As I was inducted to nursery school, I started learning both the languages simultaneously. One of the primary books I had was of pundit Ishwar Chandra Vidyasagar’s Barna Parichay. It was the elementary book of Bengali learners for decades. Along with that, I had English alphabet learners book (A for apple, B for ball, C for cat….. and the list continues to Z for zebra). In primary school, I had to read Bengali grammar by Sri Bamandeb Chakrabarti and Oxford’s essential grammar guide. For every set of Bengali poetry and prose books, English Reader Digest was bought in every year for new classes. As there was a Samsad’s English to Bengali Dictionary, so was there another Bengali to English dictionary by A T Dev in my collection.
However, things mainly changed in this time of high school when people asked me to concentrate more on English as this was a foreign language and greater command on that would have required much practice.
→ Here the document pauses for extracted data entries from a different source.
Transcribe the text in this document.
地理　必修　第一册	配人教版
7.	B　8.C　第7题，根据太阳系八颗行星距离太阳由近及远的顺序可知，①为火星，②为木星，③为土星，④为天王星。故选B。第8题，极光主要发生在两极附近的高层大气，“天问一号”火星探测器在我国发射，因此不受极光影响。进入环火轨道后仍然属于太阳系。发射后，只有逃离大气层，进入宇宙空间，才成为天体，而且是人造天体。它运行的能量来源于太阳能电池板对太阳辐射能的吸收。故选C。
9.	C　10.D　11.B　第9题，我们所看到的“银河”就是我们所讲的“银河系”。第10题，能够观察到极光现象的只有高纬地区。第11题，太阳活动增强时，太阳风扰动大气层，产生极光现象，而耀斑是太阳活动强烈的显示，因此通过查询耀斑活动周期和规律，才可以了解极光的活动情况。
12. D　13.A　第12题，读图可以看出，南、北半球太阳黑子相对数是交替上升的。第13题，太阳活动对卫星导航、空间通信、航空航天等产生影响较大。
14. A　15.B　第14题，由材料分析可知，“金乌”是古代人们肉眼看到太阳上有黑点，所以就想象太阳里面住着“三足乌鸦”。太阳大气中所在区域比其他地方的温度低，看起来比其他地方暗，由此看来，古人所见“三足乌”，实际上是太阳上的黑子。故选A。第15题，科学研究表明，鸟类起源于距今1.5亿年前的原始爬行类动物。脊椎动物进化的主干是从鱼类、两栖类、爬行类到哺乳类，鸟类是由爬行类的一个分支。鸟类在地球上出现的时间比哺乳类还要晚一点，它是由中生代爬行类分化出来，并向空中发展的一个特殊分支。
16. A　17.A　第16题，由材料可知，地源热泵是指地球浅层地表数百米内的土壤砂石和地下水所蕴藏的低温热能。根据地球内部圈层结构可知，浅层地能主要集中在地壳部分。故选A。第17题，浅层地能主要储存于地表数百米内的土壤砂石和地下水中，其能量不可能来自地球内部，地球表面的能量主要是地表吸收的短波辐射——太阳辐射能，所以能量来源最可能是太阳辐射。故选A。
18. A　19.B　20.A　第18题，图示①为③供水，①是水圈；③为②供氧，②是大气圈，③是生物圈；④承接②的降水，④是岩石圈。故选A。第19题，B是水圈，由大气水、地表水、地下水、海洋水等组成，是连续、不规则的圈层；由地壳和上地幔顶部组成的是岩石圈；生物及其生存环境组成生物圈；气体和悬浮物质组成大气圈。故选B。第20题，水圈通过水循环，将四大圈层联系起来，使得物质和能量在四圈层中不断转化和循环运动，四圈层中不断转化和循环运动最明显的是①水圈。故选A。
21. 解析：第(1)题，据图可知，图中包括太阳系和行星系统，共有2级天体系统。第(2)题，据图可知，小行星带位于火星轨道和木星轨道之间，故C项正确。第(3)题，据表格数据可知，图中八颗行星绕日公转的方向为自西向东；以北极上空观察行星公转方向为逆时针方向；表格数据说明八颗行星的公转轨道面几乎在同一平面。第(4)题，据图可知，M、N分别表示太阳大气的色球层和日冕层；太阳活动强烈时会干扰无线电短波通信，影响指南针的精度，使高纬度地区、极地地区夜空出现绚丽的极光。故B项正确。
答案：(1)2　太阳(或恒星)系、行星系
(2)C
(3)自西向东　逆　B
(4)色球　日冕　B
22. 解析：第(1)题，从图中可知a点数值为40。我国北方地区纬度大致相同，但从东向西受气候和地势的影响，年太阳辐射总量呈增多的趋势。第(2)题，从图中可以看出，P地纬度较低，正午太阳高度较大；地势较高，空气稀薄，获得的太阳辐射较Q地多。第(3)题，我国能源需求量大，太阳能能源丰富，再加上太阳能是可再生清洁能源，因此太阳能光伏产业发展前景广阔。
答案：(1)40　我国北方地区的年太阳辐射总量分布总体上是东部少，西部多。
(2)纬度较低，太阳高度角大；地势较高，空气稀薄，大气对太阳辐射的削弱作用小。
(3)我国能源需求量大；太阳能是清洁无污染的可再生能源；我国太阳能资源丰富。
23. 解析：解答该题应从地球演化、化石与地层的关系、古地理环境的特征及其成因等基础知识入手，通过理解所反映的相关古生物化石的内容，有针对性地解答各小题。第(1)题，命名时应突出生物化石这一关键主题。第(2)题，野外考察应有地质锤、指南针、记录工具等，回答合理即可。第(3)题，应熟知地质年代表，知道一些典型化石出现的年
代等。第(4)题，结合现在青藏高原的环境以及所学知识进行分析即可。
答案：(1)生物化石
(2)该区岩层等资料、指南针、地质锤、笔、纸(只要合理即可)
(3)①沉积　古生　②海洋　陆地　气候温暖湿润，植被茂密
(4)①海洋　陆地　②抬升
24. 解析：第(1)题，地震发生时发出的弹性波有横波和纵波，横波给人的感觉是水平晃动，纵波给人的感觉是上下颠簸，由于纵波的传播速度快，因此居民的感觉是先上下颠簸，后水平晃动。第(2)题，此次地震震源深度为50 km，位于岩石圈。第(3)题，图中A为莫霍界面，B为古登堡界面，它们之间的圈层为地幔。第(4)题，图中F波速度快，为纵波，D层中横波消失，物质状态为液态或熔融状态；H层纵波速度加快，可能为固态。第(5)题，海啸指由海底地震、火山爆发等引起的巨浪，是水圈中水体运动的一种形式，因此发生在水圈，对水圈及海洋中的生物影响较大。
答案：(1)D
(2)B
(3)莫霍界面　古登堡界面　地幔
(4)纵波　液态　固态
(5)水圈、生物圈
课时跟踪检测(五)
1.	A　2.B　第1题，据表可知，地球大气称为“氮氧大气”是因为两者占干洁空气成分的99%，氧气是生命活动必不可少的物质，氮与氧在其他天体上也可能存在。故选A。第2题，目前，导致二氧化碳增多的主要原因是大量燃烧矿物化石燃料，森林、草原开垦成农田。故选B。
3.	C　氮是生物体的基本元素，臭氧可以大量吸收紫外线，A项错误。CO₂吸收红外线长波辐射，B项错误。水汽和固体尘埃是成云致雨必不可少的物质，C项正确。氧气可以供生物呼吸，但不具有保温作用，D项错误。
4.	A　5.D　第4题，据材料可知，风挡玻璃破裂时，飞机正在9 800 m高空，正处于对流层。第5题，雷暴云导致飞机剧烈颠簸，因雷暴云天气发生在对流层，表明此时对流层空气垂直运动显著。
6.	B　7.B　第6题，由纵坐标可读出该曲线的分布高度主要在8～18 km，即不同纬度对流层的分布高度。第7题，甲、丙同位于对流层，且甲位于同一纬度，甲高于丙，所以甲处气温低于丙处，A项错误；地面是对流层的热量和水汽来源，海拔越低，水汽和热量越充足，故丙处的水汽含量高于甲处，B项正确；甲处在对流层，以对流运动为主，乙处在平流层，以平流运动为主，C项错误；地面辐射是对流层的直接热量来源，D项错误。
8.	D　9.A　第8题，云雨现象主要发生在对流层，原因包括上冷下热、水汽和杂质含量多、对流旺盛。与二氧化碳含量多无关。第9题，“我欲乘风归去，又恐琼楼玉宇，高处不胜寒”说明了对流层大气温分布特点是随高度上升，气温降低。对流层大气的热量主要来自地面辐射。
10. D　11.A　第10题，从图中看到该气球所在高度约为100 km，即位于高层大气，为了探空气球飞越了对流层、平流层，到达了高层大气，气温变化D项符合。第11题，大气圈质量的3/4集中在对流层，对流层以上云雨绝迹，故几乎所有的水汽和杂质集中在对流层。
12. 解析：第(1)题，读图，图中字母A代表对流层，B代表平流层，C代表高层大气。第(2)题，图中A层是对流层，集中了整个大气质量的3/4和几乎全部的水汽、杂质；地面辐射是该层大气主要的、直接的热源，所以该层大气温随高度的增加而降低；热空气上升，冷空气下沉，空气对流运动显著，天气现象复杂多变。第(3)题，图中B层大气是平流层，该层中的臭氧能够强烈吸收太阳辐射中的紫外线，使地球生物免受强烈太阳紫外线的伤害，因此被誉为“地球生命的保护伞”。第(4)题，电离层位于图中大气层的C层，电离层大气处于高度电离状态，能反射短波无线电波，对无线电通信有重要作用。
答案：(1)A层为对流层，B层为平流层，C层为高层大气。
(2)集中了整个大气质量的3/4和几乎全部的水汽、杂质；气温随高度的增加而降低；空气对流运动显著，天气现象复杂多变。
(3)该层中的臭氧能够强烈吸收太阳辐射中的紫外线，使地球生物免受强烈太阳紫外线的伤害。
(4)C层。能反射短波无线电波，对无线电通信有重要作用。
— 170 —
This sudden change in perception made learning way much harder. It was quiet obvious that Bengali vocabulary got enriched with growing interaction with people and English vocabulary was confined in interaction with teachers or exam papers. Who at that age bothers to voraciously read dictionaries or thesauruses for a foreign language? 🙂
Bengali, being the medium of education, received precedence as all other subjects that I read till high school was taught and evaluated in Bengali only. The lack of interaction or habit of reading or writing diminished rapidly as I started climbing upward in high school order. Then started most vicious and unforgivable crime of memorizing essays and other writing stuffs for English exams. Bengali writing was improvised over time with partly memorizing but English was neglected in terms of improvising.
India, being a British colony till 1947, had a huge demand for English learnt graduates for office works. Although, I was born after three decades of independence, still, English was a mean to get better job. What could be better than good grades in English language in exams to show case your talent? Hence the memorization slowly and silently gulped down the learning and improvisation.
After a long period, came the years of undergrad studies. Being an engineering student, I did not have any other choice than to have the medium of study in English. Initially it was a bit rough ride but thanks to my foundation, I could survive.
Now, I do not differentiate between these two languages in good deal. Bengali is my mother tongue. In any day, I am able to express my thoughts in Bengali than in English. However, I do not want to stop learning and may be some day I’ll be able to compensate the negligence I turned on to my second language.
In any cases, English may be my second language but not in any way it feels to be a foreign language anymore.